Ce roman envoûtant, porté par une langue simple et fascinante, se partageant entre l’odyssée de Yetu et d’autres épisodes issus de l’Histoire des Wajinrus, est à la fois une dénonciation et un plaidoyer. Dénonciation d’une histoire cruelle qui est la nôtre : celle des Blancs se livrant au commerce d’êtres humains puis menaçant la survie des océans et, partant, de tout l’écosystème auquel ils appartiennent. Car les Wajinrus (on l’apprend vite donc aucun secret n’est ici trahi, d’autant que la quatrième de couverture est explicite) sont issus des malheureuses esclaves qui, jetées des bateaux négriers, ont péri en mer en y laissant naître leurs enfants. Ceux-ci, passant du liquide amniotique à l’océan, se sont transformés en créatures capables de vivre sous l’eau aussi bien que de respirer l’air. Les Wajinrus.

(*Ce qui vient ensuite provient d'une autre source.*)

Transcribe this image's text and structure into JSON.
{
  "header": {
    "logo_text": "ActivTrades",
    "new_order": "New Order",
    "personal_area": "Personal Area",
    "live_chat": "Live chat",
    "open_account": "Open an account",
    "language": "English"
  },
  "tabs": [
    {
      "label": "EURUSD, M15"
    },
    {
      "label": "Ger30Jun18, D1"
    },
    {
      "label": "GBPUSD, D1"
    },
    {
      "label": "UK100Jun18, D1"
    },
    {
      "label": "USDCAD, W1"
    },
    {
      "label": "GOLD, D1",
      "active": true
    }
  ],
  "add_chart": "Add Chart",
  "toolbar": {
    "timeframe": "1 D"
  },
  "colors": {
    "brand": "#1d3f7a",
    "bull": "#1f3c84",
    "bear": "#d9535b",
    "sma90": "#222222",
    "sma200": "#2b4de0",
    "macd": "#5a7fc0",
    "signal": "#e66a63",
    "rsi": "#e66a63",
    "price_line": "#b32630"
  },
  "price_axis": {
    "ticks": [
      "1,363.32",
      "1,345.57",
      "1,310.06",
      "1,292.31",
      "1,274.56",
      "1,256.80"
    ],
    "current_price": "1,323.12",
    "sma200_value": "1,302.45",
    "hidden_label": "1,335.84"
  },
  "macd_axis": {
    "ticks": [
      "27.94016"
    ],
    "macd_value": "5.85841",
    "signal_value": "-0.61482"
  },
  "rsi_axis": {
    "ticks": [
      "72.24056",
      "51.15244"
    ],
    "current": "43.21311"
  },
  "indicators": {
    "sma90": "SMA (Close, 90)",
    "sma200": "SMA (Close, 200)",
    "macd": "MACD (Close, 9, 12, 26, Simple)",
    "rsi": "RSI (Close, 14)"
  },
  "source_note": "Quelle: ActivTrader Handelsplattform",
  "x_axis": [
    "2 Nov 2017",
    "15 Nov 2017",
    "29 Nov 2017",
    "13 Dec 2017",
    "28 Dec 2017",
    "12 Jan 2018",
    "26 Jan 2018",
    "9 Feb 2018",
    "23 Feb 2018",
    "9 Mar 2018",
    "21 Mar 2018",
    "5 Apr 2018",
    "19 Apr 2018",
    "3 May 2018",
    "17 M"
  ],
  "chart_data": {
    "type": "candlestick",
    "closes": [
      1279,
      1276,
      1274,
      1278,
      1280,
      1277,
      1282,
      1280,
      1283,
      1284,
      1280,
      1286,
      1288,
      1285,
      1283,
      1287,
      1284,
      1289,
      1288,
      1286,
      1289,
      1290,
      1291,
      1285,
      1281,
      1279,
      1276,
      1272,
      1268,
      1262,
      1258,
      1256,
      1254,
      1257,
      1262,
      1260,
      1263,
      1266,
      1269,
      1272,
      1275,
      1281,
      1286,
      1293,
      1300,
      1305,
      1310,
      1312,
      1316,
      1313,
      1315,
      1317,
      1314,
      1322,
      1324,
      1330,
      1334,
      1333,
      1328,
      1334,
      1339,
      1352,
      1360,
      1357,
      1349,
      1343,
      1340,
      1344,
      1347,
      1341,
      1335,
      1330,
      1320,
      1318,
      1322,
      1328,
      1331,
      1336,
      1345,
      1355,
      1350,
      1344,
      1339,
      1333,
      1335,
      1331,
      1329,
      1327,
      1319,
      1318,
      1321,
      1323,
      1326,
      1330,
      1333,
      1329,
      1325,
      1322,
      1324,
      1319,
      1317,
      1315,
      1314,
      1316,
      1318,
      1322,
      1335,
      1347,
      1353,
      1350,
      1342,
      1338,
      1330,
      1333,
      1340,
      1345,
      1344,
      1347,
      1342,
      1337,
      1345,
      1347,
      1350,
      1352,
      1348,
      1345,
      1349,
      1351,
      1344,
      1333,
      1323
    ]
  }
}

Dans son exil volontaire, Yetu rencontre ces « deux-jambes » qui sont à la fois leurs ancêtres et le plus grand danger qui les menace. Il est question dans Les Abysses d’une grande guerre entre le peuple des profondeurs et celui de la surface, mais le message délivré par le roman, à mesure que l’on chemine vers son terme, est un plaidoyer pour la réconciliation. Celle de Yetu avec elle-même, d’abord ; de Yetu avec son peuple, ensuite ; des Wajinrus et des « deux-jambes », enfin, dans un imaginaire porté par un regard moderne sur le genre : les Wajinrus, non binaires, symbolisent la possibilité de l’union des contraires, d’un avenir où toutes les créatures seraient semblables.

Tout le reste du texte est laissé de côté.